I will work to limit the influence of big money in our political process and make elected officials more accountable to their constituents. I’ll find common ground on issues that matter and build the coalitions that will move our country forward.
How is your experience in the public and private sectors a plus for the job?
Duffy: Both in Congress, and in my prior experiences as a DA, I learned the importance of getting to know people. Often you are faced with people with whom you don’t appear to have much in common on the outset, but when you take the time to have a conversation, you often find that your agreements outnumber your disagreements. That is when you truly learn how to work together.
Neither side may get everything they want, but when you agree on the importance of the larger goal, it makes it easier to put aside smaller differences and actually get something done. I attribute that lesson to my successes prosecuting child sex crimes as well as my ability to get legislation passed in the House of Representatives with overwhelming bipartisan support.
Westlund: My time managing a nonprofit organization and running my own business gave me opportunities to prove myself as a leader while helping rural communities to be more self-reliant. I organized diverse coalitions to address and resolve shared challenges and managed the nuts and bolts required to be successful. I also learned about the tremendous potential opportunities for economic development in northern Wisconsin.
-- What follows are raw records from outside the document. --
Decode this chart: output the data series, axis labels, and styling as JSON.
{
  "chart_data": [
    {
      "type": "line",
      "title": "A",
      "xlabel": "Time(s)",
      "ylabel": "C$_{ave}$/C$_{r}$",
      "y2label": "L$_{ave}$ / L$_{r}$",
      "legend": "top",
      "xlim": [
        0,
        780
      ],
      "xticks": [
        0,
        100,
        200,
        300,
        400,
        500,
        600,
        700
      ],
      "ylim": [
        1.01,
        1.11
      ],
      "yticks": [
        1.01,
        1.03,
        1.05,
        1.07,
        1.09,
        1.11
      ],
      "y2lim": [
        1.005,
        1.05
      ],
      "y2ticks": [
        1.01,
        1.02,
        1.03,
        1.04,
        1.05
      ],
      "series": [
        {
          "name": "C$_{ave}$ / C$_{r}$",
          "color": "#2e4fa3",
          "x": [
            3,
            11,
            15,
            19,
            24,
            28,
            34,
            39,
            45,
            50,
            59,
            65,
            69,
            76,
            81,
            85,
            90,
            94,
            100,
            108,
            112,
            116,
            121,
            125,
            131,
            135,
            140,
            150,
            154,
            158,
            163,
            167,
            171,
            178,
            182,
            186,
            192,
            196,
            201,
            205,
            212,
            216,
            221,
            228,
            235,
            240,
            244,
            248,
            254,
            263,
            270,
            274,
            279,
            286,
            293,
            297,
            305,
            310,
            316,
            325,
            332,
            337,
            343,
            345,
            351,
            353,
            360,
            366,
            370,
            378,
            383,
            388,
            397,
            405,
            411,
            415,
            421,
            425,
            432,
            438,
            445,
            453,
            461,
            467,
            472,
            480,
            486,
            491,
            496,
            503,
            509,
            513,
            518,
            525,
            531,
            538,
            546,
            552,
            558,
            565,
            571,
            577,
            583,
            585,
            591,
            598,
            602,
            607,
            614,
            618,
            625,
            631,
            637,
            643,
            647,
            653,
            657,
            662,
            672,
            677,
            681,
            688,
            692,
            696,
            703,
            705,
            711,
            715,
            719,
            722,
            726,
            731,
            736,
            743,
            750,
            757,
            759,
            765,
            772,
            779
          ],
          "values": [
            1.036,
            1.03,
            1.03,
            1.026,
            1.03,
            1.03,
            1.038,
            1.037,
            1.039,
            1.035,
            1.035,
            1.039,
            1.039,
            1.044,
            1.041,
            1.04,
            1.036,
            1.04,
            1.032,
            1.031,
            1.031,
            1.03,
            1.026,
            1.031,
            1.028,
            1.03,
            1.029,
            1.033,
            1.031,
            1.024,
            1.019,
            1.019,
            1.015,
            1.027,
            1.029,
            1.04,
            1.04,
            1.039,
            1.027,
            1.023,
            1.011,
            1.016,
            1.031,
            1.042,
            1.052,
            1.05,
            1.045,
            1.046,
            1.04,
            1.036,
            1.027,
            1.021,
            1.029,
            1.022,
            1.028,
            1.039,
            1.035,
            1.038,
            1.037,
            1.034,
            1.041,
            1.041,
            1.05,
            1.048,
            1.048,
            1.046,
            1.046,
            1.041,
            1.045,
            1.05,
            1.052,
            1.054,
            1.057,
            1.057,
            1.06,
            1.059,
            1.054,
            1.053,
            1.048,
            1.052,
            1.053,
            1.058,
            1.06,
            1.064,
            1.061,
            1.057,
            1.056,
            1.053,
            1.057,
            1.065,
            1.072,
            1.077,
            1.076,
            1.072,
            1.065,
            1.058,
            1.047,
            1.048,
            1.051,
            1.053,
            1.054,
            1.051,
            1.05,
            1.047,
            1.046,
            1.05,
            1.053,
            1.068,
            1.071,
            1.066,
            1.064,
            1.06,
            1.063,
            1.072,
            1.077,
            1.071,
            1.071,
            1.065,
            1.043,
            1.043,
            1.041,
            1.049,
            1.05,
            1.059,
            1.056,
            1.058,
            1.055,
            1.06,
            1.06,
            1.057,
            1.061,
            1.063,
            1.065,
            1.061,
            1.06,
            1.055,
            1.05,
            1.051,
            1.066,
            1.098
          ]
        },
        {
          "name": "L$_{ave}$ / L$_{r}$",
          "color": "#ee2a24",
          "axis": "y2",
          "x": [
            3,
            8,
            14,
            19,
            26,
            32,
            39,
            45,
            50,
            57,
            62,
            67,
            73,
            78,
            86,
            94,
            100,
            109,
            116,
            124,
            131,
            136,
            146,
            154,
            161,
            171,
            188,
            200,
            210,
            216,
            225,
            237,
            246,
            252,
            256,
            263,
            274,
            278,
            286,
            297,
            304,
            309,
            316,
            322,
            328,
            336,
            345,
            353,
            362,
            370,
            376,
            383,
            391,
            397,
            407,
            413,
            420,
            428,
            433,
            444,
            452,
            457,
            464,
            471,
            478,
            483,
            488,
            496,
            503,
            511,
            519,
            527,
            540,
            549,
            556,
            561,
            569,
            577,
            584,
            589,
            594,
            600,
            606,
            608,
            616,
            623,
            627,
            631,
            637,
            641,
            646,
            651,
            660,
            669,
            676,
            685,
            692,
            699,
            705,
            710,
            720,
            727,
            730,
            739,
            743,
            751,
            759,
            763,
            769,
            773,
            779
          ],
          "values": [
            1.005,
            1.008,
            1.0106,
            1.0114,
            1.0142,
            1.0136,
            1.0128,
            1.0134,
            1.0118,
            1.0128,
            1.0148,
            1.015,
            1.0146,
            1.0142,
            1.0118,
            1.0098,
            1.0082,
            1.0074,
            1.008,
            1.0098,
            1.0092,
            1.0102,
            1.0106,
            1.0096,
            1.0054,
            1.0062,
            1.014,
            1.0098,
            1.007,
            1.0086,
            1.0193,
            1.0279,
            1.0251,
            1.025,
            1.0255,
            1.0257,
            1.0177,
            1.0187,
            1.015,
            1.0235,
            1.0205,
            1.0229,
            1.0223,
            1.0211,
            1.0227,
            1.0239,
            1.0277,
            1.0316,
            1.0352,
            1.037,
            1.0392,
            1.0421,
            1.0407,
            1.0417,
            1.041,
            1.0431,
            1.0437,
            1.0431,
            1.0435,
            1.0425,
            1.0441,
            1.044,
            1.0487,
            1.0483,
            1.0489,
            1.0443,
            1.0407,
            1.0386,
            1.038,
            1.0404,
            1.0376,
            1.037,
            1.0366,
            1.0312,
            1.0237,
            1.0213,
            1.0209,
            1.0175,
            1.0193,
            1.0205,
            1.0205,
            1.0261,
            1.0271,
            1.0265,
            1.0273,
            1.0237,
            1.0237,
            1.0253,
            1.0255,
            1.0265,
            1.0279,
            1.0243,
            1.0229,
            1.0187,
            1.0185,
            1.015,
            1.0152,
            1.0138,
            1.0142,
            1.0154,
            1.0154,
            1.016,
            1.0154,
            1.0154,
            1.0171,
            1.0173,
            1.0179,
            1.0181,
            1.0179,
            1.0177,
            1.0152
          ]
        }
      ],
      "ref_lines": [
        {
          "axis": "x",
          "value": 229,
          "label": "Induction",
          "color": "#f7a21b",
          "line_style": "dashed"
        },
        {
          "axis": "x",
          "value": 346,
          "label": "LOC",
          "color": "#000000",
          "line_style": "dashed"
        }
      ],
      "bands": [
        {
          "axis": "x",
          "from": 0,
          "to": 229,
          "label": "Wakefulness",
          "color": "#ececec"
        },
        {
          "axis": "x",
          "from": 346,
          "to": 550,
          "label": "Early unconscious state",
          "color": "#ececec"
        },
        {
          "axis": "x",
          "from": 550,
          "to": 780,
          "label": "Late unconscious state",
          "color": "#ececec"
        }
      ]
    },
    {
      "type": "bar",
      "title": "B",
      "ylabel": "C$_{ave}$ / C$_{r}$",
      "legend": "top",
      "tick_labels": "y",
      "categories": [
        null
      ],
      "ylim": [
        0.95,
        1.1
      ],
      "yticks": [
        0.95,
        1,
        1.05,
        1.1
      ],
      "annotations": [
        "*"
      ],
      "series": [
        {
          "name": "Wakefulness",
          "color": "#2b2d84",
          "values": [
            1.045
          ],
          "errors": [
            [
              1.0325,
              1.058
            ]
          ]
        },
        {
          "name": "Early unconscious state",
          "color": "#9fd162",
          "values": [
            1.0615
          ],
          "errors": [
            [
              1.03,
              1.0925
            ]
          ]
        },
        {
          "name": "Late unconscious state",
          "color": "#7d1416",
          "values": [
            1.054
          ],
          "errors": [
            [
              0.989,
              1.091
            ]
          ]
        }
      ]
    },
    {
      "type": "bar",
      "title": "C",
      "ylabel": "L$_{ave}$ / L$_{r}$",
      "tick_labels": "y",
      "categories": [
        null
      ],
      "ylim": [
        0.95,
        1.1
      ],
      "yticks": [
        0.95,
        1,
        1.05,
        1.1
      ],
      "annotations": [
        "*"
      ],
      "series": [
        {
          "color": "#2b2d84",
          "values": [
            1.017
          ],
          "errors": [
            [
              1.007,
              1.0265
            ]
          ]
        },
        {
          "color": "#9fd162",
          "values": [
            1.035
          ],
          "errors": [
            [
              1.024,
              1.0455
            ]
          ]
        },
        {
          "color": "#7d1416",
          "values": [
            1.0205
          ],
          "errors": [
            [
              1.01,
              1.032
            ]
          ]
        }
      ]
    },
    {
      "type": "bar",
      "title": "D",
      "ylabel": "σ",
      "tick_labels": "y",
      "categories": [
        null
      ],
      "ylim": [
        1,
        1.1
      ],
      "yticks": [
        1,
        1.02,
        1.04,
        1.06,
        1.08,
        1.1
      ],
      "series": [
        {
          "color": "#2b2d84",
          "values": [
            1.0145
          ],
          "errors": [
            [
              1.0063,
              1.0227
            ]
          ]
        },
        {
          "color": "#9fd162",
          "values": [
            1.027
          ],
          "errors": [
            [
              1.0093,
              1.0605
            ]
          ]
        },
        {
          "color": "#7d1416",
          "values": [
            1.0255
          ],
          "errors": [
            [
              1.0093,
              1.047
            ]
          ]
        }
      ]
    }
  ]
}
As an elected official, I learned about governance and accountability and saw firsthand how decisions made in Washington and Madison affect rural Wisconsinites. I gained a solid understanding of the impacts my decisions as an elected official have on others and experience in responsible fiscal management that kept costs down and needs met.
The gridlock in Congress is largely the result of partisan bickering, and it doesn’t serve the people of this country. I have a proven track record as a thoughtful leader and coalition builder with an honest interest in addressing the needs of people. Good ideas can come from anywhere, and I will put my country before my party to find the common ground that will expand and protect the middle class.